Trying to combine red, green and blue to produce white I tried to mimic the mechanism of typical screens to produce white color out of red, green and blue.
What I did is displayed the attached image on the screen, and moved far away as to let the diffraction effects take place, so that the three colors appear as if they're coming from the same point.
Nonetheless, quite paradoxically, what I have seen was black instead of white.
I don't know if this question fits this place, so excuse me.

 A: What you are seeing at a distance is not black. It is a darkish shade of gray, RGB gray 85,85,85. The reason you aren't seeing "white" is because each of those three rectangles has an HSV value of only 33% and you are seeing that merged square against a white background.
That merged square will appear to be whitish if you make the background black rather than white and view the screen in a very dark setting.
A: While David Hamman's answer is correct, I wanted to expand a little bit on his answer:
When you use a CRT, you are looking at emitted light. In the case of emission, there is no "absolute" white - something will only look gray in comparison to something else with the same color ratio but brighter. When you turn up the brightness on your monitor, white is still white - just "whiter". In a dark room, even a CRT whose intensity is turned down a lot appears to render white as white.
By contrast when you have a sheet of paper with colors on it, what is really happening is that you have absorption of certain wavelengths / colors. A blue piece of paper absorbs everything except blue; ditto for red, and green. So what you have on your three rectangles is three pieces of paper that absorb 2/3 of the incident light:
      red  green  blue
red   100     0     0 
green   0   100     0
blue    0     0   100

When you illuminate the entire card with 100% white light, you get a red reflection from just 1/3 of the card - and the same for green and blue. If you have these three cards against a white background, the background will appear approximately 3x brighter as every part of the background reflects all three colors.
If you made the background gray (which is really just a "darker shade of white"), and shone a bright light onto the setup, you could actually persuade yourself that the background, and the three color sample, were white.

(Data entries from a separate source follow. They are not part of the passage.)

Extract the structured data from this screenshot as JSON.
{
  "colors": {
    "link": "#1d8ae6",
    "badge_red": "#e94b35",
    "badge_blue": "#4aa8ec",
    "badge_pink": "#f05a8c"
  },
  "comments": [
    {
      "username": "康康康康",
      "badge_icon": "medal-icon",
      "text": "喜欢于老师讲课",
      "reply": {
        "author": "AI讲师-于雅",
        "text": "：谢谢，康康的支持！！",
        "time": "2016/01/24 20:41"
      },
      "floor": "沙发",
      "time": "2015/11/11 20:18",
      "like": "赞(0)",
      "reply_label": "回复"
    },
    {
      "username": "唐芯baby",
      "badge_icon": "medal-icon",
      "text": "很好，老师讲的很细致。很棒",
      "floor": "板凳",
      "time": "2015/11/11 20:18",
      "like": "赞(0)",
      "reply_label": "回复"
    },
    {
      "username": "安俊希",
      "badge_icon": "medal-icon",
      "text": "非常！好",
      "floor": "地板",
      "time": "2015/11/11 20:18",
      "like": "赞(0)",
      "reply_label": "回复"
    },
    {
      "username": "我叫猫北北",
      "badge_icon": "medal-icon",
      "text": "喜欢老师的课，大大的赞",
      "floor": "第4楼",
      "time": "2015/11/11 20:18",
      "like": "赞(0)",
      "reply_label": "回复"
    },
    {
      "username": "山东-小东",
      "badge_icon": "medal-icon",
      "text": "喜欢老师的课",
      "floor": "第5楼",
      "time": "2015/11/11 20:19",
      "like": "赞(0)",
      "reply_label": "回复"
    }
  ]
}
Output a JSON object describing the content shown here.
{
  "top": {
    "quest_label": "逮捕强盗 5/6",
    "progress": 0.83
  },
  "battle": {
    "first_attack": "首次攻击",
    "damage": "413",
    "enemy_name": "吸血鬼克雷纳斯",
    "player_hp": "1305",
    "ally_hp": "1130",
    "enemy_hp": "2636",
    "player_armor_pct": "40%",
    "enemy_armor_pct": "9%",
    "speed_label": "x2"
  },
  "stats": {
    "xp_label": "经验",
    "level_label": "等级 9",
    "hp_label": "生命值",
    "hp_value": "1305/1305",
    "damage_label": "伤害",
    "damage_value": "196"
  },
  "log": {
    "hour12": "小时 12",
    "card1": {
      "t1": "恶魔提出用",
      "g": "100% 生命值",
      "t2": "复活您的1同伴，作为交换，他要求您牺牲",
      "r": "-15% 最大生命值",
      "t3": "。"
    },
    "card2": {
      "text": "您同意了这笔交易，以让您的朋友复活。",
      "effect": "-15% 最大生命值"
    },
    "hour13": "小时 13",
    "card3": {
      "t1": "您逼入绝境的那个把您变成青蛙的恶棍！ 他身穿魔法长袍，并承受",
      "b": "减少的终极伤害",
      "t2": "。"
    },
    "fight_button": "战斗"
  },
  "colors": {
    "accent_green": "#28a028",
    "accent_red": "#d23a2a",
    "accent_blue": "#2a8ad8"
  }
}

A: This is an interesting question, but I think it concerns physiology rather than physics. As I'm a physiologist, I'll attempt an answer. 
Our color vision begins with the different spectral sensitivities of our cone (photopic/bright light) receptors. These are often called red, green and blue cones, but in fact each is sensitive to an extent to a side range of wavelengths. But this does not account for many color vision phenomena.
Here's what does. The information conveyed by these cones is processed in the brain (including the retina, which embryologically is part of the brain) by what is called an "opponent" mechanism; i.e., this mechanism has three channels, one for luminosity (black/white B-W channel), one for blue or yellow (B-Y channel), and one red or green (R-G channel). Note that the latter two opponent channels in that the signal generated by a single wavelength of light is EITHER red or green, never both, or EITHER blue or yellow, never both.* 
Now, if you add wavelenghts (as you did, as each stimulus is a mix of wavelengths) lights, what you see is the sum excitation of each channel. In order to perceive white you need to have a mix of wavelengths that stimulates relatively similarly B, Y, R and G. If you were far enough away that the stimuli were mixed (blurred) or better mixed the lights from each together with lenses I THINK they would look lightish red-blue. I say that because (i) your red stripe has some blue, the green stripe some yellow, and the blue lots of blue, for a B-Y channel B response, for blue; (ii) your red stripe has lots of red, the green stripe has only a little yelow, and the blue strip has some red as well, so the sum is R-G channel is R, red; and (iii) There will be activation of the non-color BW channel by wavelengths lights whose color aspects cancel out, so the light will be bright, or low hue saturation or "lightish." 
If you want to understand better, you can see the classic paper on this on line (Hurvich and Jameson, 1957) on line. 
http://jraissati.com/PHIL256/09_HurvichJameson_AnOpponentTheoryOfColorVision.pdf 
See Figures 1&2 for the layout of the channles,and Fig 4 for the responses to lights of single wavelengths. Note that about 480 nm is RG = 0 and BY = B, so perceptually pure blue, 510 nm is BY = 0 and RG = G so pure green, 580 nm is RG= 0, BY = Y so pure yellow, and that no single wavelength is BY = 0 and RG = R, i.e. the is no spectral pure red. Think about that next time you see a rainbow, which is the only time most of us see an approxiamte dispyy of tjhe visible spectrum hat (picture and so are all mixes, not single wavelengths).  
A: To simplify the problem, I will use a source of light with only three different wavelengths.  One for red, one for green and one for blue. If I pass "this light" through a red filter, only the red light will pass, and the green and blue components will be blocked.  If I then put the green and/or blue filter on top of the red filter, no light will pass through, so the filters' area will look black. Since in "reality" the lights have a band of frequencies, some light will get through so the filters' area most likely will look "dark gay."  Therefore, in your experiment, you should have expected black, not white.